Stress hormones usually act as “brakes” on puberty, she says, because they cause the receptor CRH-R1 to suppress the release of hormones essential for puberty. So they hypothesized that it is not one stressful event but chronic stress that wears down puberty brakes, or reduces responsiveness of the receptor to stress hormones. 

That unleashes a cascade of signaling in the brain and in the body. 

“Now all of the go signals just have free reign to just say go ahead. It’s time for puberty,” Granata says.

The hypothalamus releases specific hormones that tell the system to release the brakes and produce estrogen and testosterone that are involved in the growth and maintenance of reproductive tissues.

The scientists did not observe accelerated puberty in male rats also exposed to maternal separation.

To study the relationship between adversity and childhood trauma and anxiety in adolescents and adults, the scientists used acoustic startle — startle noise bursts interrupting white noise background — on female rats after puberty.
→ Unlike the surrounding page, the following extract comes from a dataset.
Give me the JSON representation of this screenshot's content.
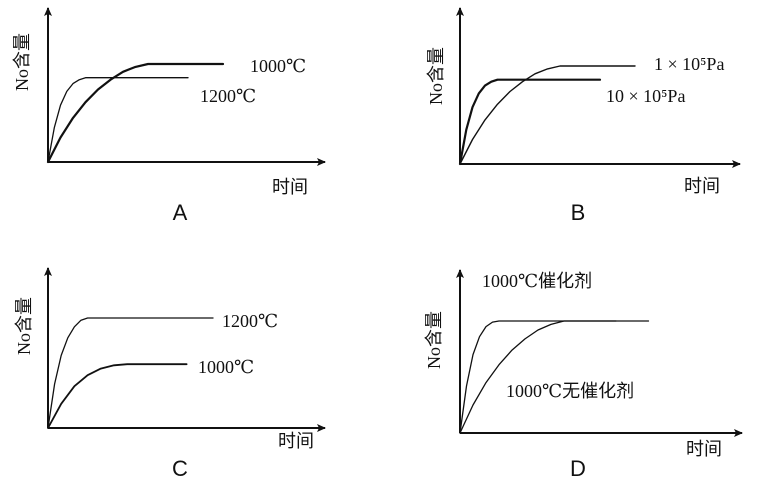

The experiment showed significant negative correlation between the age of puberty and the magnitude of response to the acoustic startle, which is associated with disorders. 

A rat that had earlier puberty, Granata says, experienced higher levels of anxiety in adolescence.

She hopes these findings could be used to potentially create interventions and treatments for girls who are at a higher risk of anxiety and depression in adolescence and adulthood because of early puberty.